A war crimes trial at Pirkanmaa District Court in Tampere, which began early this year, is being extended.
A Sierra Leonean man, who has lived in Finland since 2008, is accused of murder, aggravated rape and aggravated war crimes during the 1999-2003 civil war in Liberia. Gibril Massaquoi, 51, has denied all charges.
Due to new revelations about alleged atrocities, court officials will travel to West Africa for the second time to hear witnesses. Hearings are scheduled to begin here this week.
According to the criminal indictment, Massaquoi ordered the murder, torture and mutilation of civilians and participated in their cannibalisation.
Massaquoi was one of the leaders of the Sierra Leonean rebel group Revolutionary United Front (RUF), which took part in both the Sierra Leonean and Liberian civil wars.
Massaquoi later testified against fellow combatants at the UN-backed Special Court for Sierra Leone.
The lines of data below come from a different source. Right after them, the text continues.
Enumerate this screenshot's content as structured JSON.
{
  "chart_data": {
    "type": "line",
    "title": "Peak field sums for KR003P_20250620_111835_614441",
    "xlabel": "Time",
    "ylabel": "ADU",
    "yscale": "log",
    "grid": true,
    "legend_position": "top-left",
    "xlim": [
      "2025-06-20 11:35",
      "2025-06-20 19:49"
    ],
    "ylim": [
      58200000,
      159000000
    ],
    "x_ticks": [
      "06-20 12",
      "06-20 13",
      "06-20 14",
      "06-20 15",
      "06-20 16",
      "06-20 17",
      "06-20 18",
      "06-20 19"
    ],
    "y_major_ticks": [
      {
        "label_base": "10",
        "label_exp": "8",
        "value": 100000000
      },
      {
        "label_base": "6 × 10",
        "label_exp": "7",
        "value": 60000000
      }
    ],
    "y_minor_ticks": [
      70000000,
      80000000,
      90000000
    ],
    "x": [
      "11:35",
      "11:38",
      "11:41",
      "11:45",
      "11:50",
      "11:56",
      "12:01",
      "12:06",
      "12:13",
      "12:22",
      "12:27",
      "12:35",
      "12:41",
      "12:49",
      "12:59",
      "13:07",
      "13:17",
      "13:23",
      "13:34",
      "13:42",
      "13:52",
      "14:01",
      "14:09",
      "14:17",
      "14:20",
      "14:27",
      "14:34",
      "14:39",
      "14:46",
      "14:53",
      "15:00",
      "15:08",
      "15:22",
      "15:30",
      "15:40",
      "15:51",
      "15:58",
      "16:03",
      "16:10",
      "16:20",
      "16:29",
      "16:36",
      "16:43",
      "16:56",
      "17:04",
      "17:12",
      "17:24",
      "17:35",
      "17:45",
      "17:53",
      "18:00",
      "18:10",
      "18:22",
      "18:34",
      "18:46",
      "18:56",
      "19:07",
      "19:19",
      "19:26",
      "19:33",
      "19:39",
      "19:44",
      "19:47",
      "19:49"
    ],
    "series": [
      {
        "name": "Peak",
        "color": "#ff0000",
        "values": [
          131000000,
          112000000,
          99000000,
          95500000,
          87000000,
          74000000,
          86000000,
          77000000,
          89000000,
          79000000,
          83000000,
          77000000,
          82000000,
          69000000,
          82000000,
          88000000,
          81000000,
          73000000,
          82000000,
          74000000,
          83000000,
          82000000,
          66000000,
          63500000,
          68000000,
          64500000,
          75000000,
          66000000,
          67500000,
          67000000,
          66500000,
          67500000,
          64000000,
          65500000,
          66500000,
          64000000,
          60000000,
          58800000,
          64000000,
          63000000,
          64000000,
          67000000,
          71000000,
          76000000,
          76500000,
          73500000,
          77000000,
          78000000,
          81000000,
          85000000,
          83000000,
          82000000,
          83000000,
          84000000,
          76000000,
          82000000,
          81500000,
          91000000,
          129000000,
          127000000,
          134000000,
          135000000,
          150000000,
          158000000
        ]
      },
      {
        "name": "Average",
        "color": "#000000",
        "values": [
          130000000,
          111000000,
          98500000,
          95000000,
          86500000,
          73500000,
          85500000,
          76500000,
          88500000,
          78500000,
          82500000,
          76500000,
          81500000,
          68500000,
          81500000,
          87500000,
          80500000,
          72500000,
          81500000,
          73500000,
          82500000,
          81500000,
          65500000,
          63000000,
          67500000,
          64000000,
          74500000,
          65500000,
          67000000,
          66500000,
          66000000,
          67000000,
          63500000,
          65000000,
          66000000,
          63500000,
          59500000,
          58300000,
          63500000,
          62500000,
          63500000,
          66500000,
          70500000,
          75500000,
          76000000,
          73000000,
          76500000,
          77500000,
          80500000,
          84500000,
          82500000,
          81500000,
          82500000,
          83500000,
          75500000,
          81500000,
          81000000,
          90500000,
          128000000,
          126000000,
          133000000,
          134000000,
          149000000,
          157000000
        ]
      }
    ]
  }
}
As a result, he was not charged with war crimes in Sierra Leone and made his way to Finland, where he worked as a cleaner and postman.
In March 2020, the National Bureau of Investigation (NBI) arrested him in a Tampere Prisma parking lot after investigating his suspected links to war crimes in Liberia.
The new hearings will focus on Massaquoi’s whereabouts during the summer of 2003.
Finnish prosecutors had believed that his suspected crimes had ended by March 2003 when Massaquoi, who had agreed to testify against his former brothers-in-arms, moved to the Sierra Leone Special Court Shelter in Freetown.
“Now, in the course of the process, doubts have arisen as to whether this conclusion was correct after all. Several witnesses have reported that the suspect was still in the Waterside area (of the Liberian capital, Monrovia) in the summer of 2003, just before the end of the war. Based on that, we have extended the time period of possible crimes,” State Prosecutor Tom Laitinen told the news agency STT.
He added that the trial, which began in February, could be wrapped up before the end of this year.